Camminavamo per la cittadina coloniale costeggiando la baia, lasciando sulla nostra sinistra i mercantili e pescherecci in rada. Ci avvicinammo a un assembramento insolito per Lúderitz, neri e bianchi sostavano davanti a una costruzione di legno raggruppati in capannelli dalle conversazioni eccitate, dai gesti improvvisi, dalle voci che si sopraffacevano per poi virare in tratti bianchi di assoluto silenzio. Un africano anziano che indossava una camicia immacolata e larghi calzoni di tessuto robusto cercava di mettere a tacere un uomo grasso, vestito con eleganza, che si detergeva in continuazione il collo con un fazzoletto rosso. Mi avvicinai cercando di decifrare la conversazione occultata dal dialetto del sud.

- Che accade? - chiesi nel mio inglese lento e indeciso, incurante dell'intrusione compiuta.

Gli uomini si azzittirono e mi scrutarono con la diffidenza che uno straniero bianco merita a quella latitudine.

- Cercano un europeo - rispose l'uomo grasso con voce acuta, infilando in tasca il fazzoletto.

A una dozzina di metri da noi la polizia locale in divisa e alcuni funzionari in borghese occupavano le scale che conducevano al portone della palazzina.

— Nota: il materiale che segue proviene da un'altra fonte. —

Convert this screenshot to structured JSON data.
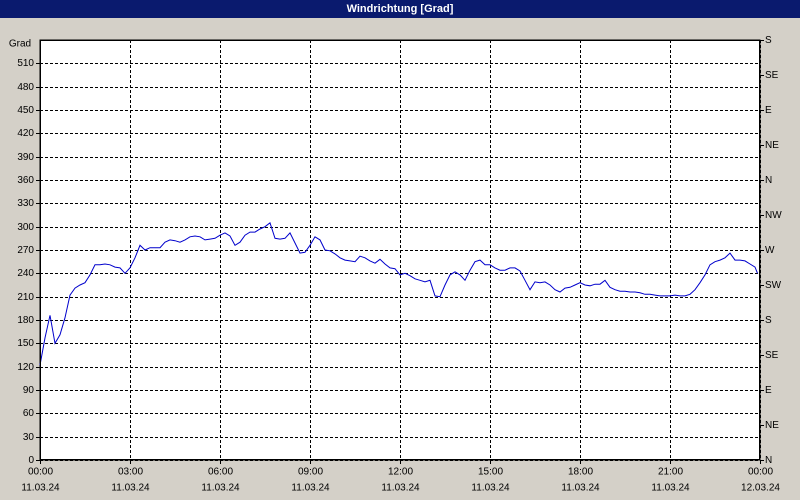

- Un brutto affare, a quanto pare... - rispose l'altro uomo raddrizzandosi, rivelandosi alto e magro. - Cercano un uomo che aveva affittato la casa da qualche mese. Pare che fosse un trafficante d'organi.

- C'era sempre un camper posteggiato davanti alla casa. Ora è sparito - aggiunse l'uomo grasso recuperando il fazzoletto e dispiegandolo con cura. - E' arrivata la polizia da Keetmanshoop.

- Non era mai accaduto un fatto del genere a Lúderitz - intervenne l'altro uomo. - Non così grave.

Continuammo la nostra passeggiata procedendo lentamente, respirando l'aria di mare e i colori che avevamo dimenticato vivendo nel deserto, fino a oltrepassare il centro abitato e salendo sulla collina verdeggiante. La strada conduceva alle miniere di diamanti abbandonate. Attendemmo che il sole calasse oltre l'oceano nell'aria calda.

Zombie ci era sfuggito per poche ore.

Francia nord-occidentale, autunno 1999

Dinard seguiva la lenta ipnosi della marea, soffocata dai cumuli violacei che portavano la pioggia pomeridiana. Art Decad aveva affittato una casa isolata, sentinella della strada per Mont Saint Michel che feriva l'ultima campagna bretone. Oltre la strada una lunga duna trasversale nascondeva la vista del mare che immaginavo livido. Il piano terreno della casa era occupato dalle workstation e dai monitor; cavi grigi e neri erano il groviglio del sistema nervoso di un animale estinto.

Frank si aggirava per la stanza, fumando e strascicando le Nike sul pavimento, inciampando nei cavi.

- Allora, dov'è? - chiese.

- Ancora in Italia, ma non capisco dove - rispose Peter senza staccare gli occhi dal 17". Il serpente dormiva sulla spalla e la coda penzolante nel vuoto oscillava lievemente a ogni movimento.

- Perché cazzo tieni sempre quel serpente addosso? - Frank si era avvicinato alla testa affusolata del rettile e la scrutava in cerca di qualche irregolarità. - Ti dà l'illusione del peso?

- Sulle scaglie del serpente c'è scritta la storia di Dio - aggiunse senza scomporsi.

L'aria era gravida di Set the Control for the Heart of the Sun, The Night Watch e Sweet Jane.

- Quando è nato Dio? - chiesi continuando a cercare la battigia invisibile.

- C'era un tempo in cui tutto era fermo, tutto calmo, in silenzio; tutto senza movimento, tranquillo e la distesa del cielo era vuota. La superficie della terra non era ancora apparsa. V'era solo il placido mare e la grande distesa del cielo. Poi venne la parola.